5:3 «tomé una parte» añadiendo con Vet. Lat.



REFERENCIAS CRUZADAS

[1] Tob_3:17+

NOTAS

5:4 Con excepción del «Ángel de Yahvé» o «el Ángel de Dios» que, en los textos antiguos, designa la apariencia visible de Dios, ver Gén_16:7+, los ángeles son criaturas distintas de Dios, miembros de su corte celeste (llamados «hijos de Dios», Job_1:6; ver Sal_29:1+, «santos», Job_5:1; «ejército del cielo», 1Re_22:19; Neh_9:6; Sal_103:21; Sal_148:2). El prólogo de Job evoca su asamblea, Job_1:6; Job_2:1, de donde salen los mensajeros (éste es el sentido de la palabra «ángel»), que Dios envía a la tierra.

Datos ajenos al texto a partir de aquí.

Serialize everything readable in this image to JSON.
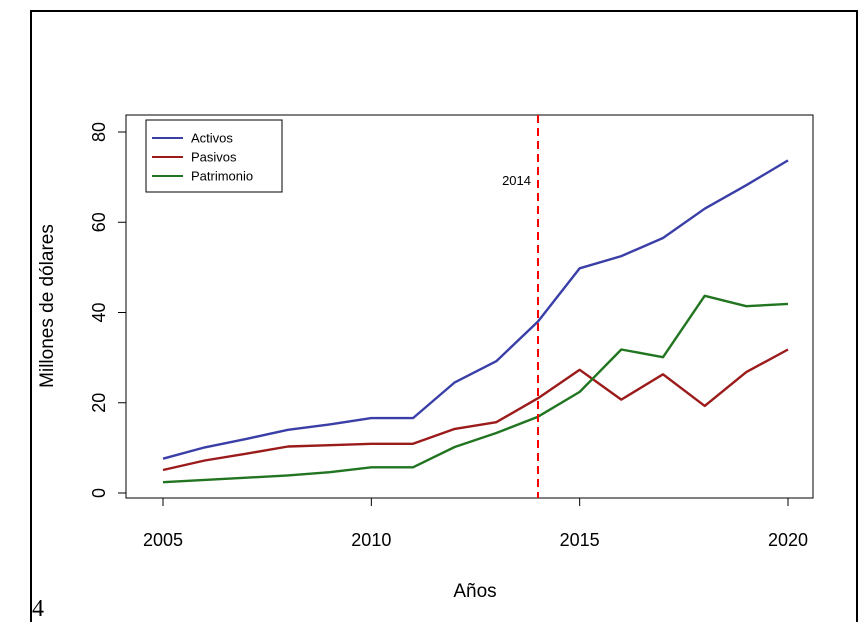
{
  "chart_data": {
    "type": "line",
    "xlabel": "Años",
    "ylabel": "Millones de dólares",
    "xlim": [
      2005,
      2020
    ],
    "ylim": [
      0,
      80
    ],
    "x_ticks": [
      "2005",
      "2010",
      "2015",
      "2020"
    ],
    "y_ticks": [
      "0",
      "20",
      "40",
      "60",
      "80"
    ],
    "x": [
      2005,
      2006,
      2007,
      2008,
      2009,
      2010,
      2011,
      2012,
      2013,
      2014,
      2015,
      2016,
      2017,
      2018,
      2019,
      2020
    ],
    "series": [
      {
        "name": "Activos",
        "color": "#3a3fa8",
        "values": [
          7.6,
          10.1,
          12.0,
          14.0,
          15.2,
          16.6,
          16.6,
          24.5,
          29.2,
          38.0,
          49.8,
          52.5,
          56.5,
          63.0,
          68.2,
          73.7
        ]
      },
      {
        "name": "Pasivos",
        "color": "#9b1b1b",
        "values": [
          5.1,
          7.2,
          8.7,
          10.3,
          10.6,
          10.9,
          10.9,
          14.2,
          15.7,
          21.0,
          27.3,
          20.7,
          26.3,
          19.3,
          26.8,
          31.8
        ]
      },
      {
        "name": "Patrimonio",
        "color": "#217521",
        "values": [
          2.4,
          2.9,
          3.4,
          3.9,
          4.6,
          5.7,
          5.7,
          10.2,
          13.3,
          16.9,
          22.4,
          31.8,
          30.1,
          43.7,
          41.4,
          41.9
        ]
      }
    ],
    "vline": {
      "x": 2014,
      "label": "2014",
      "color": "#ff0000",
      "style": "dashed"
    },
    "legend_position": "top-left",
    "grid": false
  },
  "page": {
    "stray_text": "4"
  }
}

Unas veces son ángeles de destrucción, ver Éxo_12:23+; 2Re_19:35; Eze_9:1; Sal_78:49, y otras, ángeles custodios de las naciones y de los individuos, ver Éxo_23:20+; Dan_10:13+. A Rafael se le envía como guía de Tobías, Tob_3:17, ver Gén_24:7. Sobre el papel de intermediarios de los ángeles en la profecía, ver Eze_40:3+. La doctrina se desarrollará en el Judaísmo y en el NT.

NOTAS

5:6 (a) «Ragués (de Media)» Vet. Lat., ver Tob_1:14; Tob_4:1; «Ecbátana (de Media)» S.

5:6 (b) Geografía poco exacta; Ecbátana, hoy Hamadán, se encuentra bastante lejos de Ragués, hoy Rai, cerca de Teherán, ver la Introducción. Pero al autor no le preocupa la exactitud, sólo quiere situar su relato en una región lejana.

REFERENCIAS CRUZADAS

[1] Gén_24:7; Gén_24:40; Éxo_23:20+


NOTAS

5:19 «dinero» conj.; «dinero a dinero» griego. -Este difícil v. desconcierta a los traductores. Podría también entenderse: «Que el dinero (de allí) no se añada al dinero (de aquí), sino que sea el precio de nuestro hijo»; o bien, corrigiendo: «Que el dinero no sea primero que el hijo, sino que sea sin valor al lado de nuestro hijo». Ciertamente, el texto sugiere esa idea de que el dinero no debe ser primero que el hijo.

NOTAS

5:22 Igual nombre dado a la esposa o prometida en Tob_8:4, Tob_8:7, Tob_8:21 y en Cnt_4:9 s; Cnt_5:1; ver Cnt_8:1.